Nous ne parlons pas délibérément de la Confédération africaine de football (Caf) qui, comme nombre d’organisations internationales ou de puissances d’argent et d’influence, reste un repaire de mafieux pour certains de ses membres. Mais dans un monde soumis plus que jamais aux pouvoirs de l’argent et à la loi du plus fort, il en est d’honnêtes qui inspirent. Il en est ainsi du Premier ministre espagnol Pedro Sanchez qui, non content d’avoir régularisé près d’un million d’étrangers, s’érige aujourd’hui en défenseur de l’ordre et du droit international. Coup de cœur pour ce Premier ministre, qui s’explique par ses positions fortes dans un monde tourmenté et qui se déshumanise. « Vous n’avez pas le droit de soutenir ceux qui mettent le monde en feu puis de vous plaindre de l’incendie qui en résulte », disait-il récemment pour s’insurger contre la guerre menée par l’Amérique et Israël contre l’Iran.

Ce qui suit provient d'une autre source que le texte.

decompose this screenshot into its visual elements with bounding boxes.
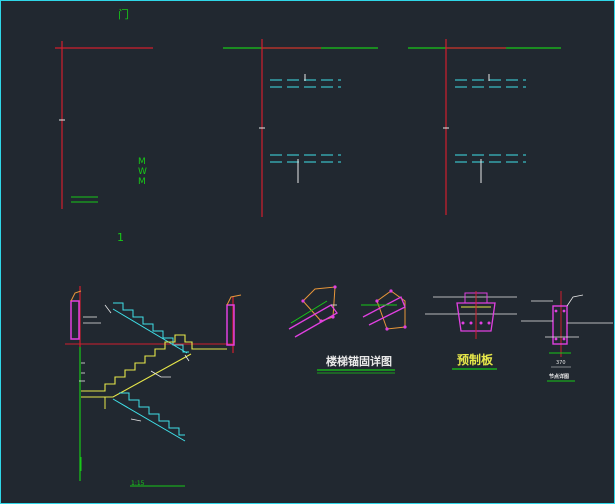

Il avait motivé son refus de soutenir la coalition israélo-américaine par le respect du droit international, que les États-Unis, ceux-là mêmes qui en avaient fait le fondement du système international depuis 1919, méprisent aujourd’hui. La fermeté de l’Espagne contraste avec l’attitude de la France, qui s’accommode des attaques américano-israéliennes, ou encore celle de l’Allemagne, qui adopte une réserve prudente. Déjà, Madrid a défendu les Palestiniens sans crainte de Benyamin Netanyahou dès le début de la guerre dévastatrice lancée par Israël à Gaza après le 7 octobre 2023. Méditons encore ces propos de Pedro Sanchez : « Vous ne pouvez pas aggraver les choses et en même temps dire : nous sommes en train de brûler. » Valable pour les coalitions maroco-cafkaïenne et israélo-américaine.